In July, PREPA notified PREB about the increased reimbursement from 75 percent to 90 percent for fuel mainly used by peaker plants, as a result of the 2020 earthquakes. PREB decided that FEMA’s funds, totaling $34 million, be credited to the customers because the amount had already been billed.
The second credit came from a global reduction in the price of fuel in recent weeks. Due to the drop, PREPA’s estimated costs decreased by $69 million compared to the same point in 2021. Again, PREB decided to credit the amount to customers.
Lastly, PREPA notified PREB that Spanish company Naturgy, which supplies liquified natural gas (LNG) to the archipelago, would pay a penalty for lack of supply to the Costa Sur power plant during April to June 2022. PREB decided to credit more than $14 million to consumers for this penalty.
“The role of the Energy Bureay is to look out for public interest,” said the president of PREB, lawyer and engineer Edison Avilés Deliz, in a statement. “In exercising this function, the Bureau assures that the consumer is only charged for the real costs of producing, transmitting and distributing energy, not a cent less, not a cent more.”
The reduction in the price of electricity comes as a relief to Puerto Ricans, many of whom had been seeing their ever-increasing electricity bill over the last year and began wondering if they would have to start selectively using high-draw appliances, as LUMA Energy recommended on its website—or even worse, stop using electric fans and air conditioners in the middle of a very hot summer.
Most customers have seen their bills skyrocket in the last year, sometimes paying over $200 more than they did just two years ago.
Dos meses de diferencia. Nos están cobrando de $100-$200 en diferencia a cuando nos mudamos hace dos años.
A'lante, me cago en LUMA mil veces. pic.twitter.com/8vlk2G7iwp
— Alexandra-Marie defiende el derecho a decidir ? (@elcielodeabril) August 1, 2022
Since LUMA Energy, a consortium made up of the American Quanta Services and the Canadian ATCO, took over in June of 2021, there have been seven increases in the price of electricity and even more major blackouts.
A fire at a power plant in April left more than one million without electricity for five days, causing hospitals to rely on generators to care for their patients. On July 7, more than 38,000 customers were left without power when a so-far unknown system failure caused a plant to shut down.
In the midst of hurricane season, which runs from June to November, worrying about the next blackout has become a part of Puerto Ricans’ day-to-day lives.
Eight percent of Puerto Ricans’ income goes to electricity, almost four times the average that Americans pay across the United States, an Institute for Energy Economics and Financial Analysis (IEEFA) report noted.
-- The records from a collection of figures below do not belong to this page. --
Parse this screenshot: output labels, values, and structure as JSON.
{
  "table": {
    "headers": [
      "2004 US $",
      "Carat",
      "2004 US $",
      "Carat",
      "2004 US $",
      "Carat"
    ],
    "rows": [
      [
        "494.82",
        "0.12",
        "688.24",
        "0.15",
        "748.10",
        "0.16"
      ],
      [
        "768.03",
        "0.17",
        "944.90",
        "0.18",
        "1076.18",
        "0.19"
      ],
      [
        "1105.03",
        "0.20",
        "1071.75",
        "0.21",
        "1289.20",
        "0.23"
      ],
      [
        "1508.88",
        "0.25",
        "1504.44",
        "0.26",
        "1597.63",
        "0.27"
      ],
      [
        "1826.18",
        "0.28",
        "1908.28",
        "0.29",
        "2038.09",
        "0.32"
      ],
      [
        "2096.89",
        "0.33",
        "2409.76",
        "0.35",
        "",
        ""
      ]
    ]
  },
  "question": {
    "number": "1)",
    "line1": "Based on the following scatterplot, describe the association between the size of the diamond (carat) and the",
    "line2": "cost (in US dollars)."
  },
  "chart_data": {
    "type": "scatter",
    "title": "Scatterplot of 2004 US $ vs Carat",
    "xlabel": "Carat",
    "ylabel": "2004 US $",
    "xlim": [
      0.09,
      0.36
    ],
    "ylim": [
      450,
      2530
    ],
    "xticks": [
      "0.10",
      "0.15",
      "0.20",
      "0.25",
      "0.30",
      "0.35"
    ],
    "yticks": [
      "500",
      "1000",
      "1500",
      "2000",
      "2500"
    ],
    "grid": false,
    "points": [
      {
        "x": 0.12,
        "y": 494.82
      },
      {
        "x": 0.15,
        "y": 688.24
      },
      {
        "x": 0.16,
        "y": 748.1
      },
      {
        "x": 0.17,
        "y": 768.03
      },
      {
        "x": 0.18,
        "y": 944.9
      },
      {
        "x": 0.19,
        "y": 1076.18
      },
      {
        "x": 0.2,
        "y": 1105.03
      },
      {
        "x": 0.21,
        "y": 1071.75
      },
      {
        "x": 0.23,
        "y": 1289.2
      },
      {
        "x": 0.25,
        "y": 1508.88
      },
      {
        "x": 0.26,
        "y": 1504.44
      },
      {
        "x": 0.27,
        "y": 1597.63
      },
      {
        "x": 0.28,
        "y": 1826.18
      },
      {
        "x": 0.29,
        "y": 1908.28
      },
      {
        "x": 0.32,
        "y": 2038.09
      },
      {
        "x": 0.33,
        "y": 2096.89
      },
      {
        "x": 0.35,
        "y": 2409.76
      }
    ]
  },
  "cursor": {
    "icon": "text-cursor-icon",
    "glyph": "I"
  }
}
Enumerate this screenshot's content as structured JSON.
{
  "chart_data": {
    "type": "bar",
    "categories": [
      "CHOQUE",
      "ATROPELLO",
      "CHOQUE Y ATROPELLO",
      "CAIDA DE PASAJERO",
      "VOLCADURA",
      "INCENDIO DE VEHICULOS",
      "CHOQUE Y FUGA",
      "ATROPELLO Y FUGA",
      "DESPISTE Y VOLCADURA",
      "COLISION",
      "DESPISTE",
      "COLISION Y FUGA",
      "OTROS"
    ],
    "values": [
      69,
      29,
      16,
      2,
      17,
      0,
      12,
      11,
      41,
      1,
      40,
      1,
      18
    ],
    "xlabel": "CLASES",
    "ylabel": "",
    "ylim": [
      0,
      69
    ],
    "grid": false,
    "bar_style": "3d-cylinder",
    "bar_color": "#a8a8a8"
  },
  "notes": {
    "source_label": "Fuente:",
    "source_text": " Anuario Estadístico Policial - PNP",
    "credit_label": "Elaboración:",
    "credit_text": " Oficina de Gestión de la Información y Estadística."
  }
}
This disparity is particularly notable because the median household income for Puerto Ricans is $21,058 and 43 percent live below the poverty line. Meanwhile, the median household income for Americans is $67,521 and only 11.4 percent live below the poverty line, according to the U.S. Census.
Puerto Rico consumes about 27 times more energy than it produces. Petroleum accounts for two-thirds of the total energy use, natural gas accounts for one-fifth, coal for one-tenth, and renewables make up the rest. While geological studies have found possible crude oil deposits in a subsea formation on the south of the island, it remains untapped.
But what the island lacks in fossil fuels, it makes up in renewables with access to wind energy, solar power, and hydropower. Under the Puerto Rico Energy Public Policy Act, PREPA must obtain 40 percent of its electricity from renewables by 2025, a deadline less realistic every passing month as the agency has yet to move forward with many renewable energy projects.